On the other hand, Southwest CEO Gary Kelly told CNBC Tuesday that vaccine mandates had “zero” impact on the flight cancellations. The company claimed that a number of issues factored into the weekend debacle, including bad weather and a brief problem at Air Traffic Control.
But could this be more than a simple social media conspiracy theory? Sen. Cruz shared a video via Twitter of White House Press Secretary Jen Psaki mocking him over the sickout rumor and claimed to have gotten his information from a “very credible & senior source in aviation.” And the Southwest Airlines Pilots Association did file a federal court request to have the vaccine mandate blocked.
Then there are the staffing issues that are confirmed – whatever their cause. Southwest Airlines Pilots Association President Casey Murray told The New York Times that the real reason for the cancellations was that the staff is stretched thin. Pilots unions have been complaining for months that their members have suffered due to the staff shortages, uncertain schedules, and even a lack of hotel rooms, as have unions for flight attendants and mechanics. Many employees have quit over incidents involving unruly passengers. In short, everyone in the industry – from the pilots to the passengers – are stressed, and that’s taking a toll. For that matter, how can the airline, the union, or the government know for certain that none of the staff who quit recently did so because of the vaccine ultimatum?

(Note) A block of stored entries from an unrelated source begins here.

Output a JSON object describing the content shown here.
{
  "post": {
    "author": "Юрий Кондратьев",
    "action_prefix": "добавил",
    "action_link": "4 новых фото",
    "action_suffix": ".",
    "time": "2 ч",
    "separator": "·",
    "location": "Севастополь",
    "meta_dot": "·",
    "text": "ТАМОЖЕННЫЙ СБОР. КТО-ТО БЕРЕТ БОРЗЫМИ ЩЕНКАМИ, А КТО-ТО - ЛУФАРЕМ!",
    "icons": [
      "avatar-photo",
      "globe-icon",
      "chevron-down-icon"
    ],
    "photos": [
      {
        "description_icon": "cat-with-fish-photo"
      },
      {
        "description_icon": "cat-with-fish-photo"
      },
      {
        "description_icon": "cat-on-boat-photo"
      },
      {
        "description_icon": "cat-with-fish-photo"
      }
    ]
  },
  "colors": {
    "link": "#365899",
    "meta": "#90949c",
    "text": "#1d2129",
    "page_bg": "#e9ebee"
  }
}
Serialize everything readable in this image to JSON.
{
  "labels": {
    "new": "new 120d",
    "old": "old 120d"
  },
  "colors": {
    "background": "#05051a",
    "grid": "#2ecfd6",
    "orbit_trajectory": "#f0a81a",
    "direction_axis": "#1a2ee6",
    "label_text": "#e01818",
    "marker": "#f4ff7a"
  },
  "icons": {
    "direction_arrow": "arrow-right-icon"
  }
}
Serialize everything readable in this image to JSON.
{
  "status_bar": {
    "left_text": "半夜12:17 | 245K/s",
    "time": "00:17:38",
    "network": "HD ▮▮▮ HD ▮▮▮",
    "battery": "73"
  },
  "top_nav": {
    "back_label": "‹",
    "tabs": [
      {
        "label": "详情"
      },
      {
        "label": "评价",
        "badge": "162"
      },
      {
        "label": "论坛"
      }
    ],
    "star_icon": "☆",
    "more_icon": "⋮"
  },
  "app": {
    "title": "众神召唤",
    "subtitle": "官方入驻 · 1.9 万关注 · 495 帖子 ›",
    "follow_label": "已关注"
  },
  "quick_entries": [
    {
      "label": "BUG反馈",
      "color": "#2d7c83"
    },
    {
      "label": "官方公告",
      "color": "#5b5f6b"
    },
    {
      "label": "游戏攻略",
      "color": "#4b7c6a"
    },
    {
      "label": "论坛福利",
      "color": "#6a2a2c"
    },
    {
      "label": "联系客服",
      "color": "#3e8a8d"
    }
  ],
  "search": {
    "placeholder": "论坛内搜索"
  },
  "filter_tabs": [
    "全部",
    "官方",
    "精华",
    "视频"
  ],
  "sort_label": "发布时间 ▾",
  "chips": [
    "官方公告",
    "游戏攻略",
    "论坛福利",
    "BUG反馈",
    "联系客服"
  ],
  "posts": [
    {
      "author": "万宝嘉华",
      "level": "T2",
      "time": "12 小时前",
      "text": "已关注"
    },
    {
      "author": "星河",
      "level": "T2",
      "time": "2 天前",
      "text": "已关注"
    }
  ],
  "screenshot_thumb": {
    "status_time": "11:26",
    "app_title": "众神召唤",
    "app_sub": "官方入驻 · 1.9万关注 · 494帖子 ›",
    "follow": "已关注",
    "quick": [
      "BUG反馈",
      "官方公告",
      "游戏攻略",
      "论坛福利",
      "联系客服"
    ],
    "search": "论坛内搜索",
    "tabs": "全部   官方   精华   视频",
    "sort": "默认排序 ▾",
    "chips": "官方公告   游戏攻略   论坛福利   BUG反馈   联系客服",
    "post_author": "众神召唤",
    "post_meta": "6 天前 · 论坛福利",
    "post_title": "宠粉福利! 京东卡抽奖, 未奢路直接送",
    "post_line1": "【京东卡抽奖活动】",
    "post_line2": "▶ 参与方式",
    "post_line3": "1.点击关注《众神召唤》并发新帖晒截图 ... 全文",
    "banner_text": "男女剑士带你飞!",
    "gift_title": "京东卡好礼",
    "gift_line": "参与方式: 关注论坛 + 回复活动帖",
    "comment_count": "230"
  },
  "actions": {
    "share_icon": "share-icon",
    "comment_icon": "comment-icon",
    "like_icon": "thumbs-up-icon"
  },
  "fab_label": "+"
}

Southwest’s COO, Mike Van de Ven, told employees that a staffing cushion was needed to avoid similar breakdowns in the future, but that the hard times aren’t yet over. “I wish I could tell you that we are out of the woods, but I cannot,” he said.
Even if the vaccine mandate hasn’t affected company staffing levels so far, one must wonder if that’s only because they haven’t hit the deadline yet. Southwest employees have until November 24 – the day before Thanksgiving – to comply with the mandate or face unemployment. So, what will happen when it’s time to lift off for that Thanksgiving and then Christmas travel? While there are exemptions for religious beliefs and medical conditions, the real question is how many who oppose vaccination – or, at least, forced vaccination – will look for work elsewhere?
Then there’s the question of whether Southwest, or any other airline, will fire anyone for bucking the vaccine mandate right before the busiest time of the year. How many employees may simply refuse to comply with the rule because they feel the company can’t afford to enforce it? Evidently, Southwest is prepared to cancel more flights. The airline has already “made significant reductions from our previously published November and December schedules,” according to Van de Ven, “and if we think we need to do more, we will.”
There’s an old saying about stinky stuff rolling downhill, and it certainly applies here. Every passenger who can’t board a plane is another potential traveler over America’s highways. The week before and after both Thanksgiving and Christmas are already notoriously bad times to be on the road, and we can expect that to get much worse in the coming months.
Will America’s airline industry fail when it’s needed most this year? It’s certainly possible – and even if the staffing issues aren’t due to vaccine protests, that requirement – and the Nov. 24 deadline – certainly could become a problem. Whatever the issue, if Southwest doesn’t get it solved soon, America is in for a rough holiday season.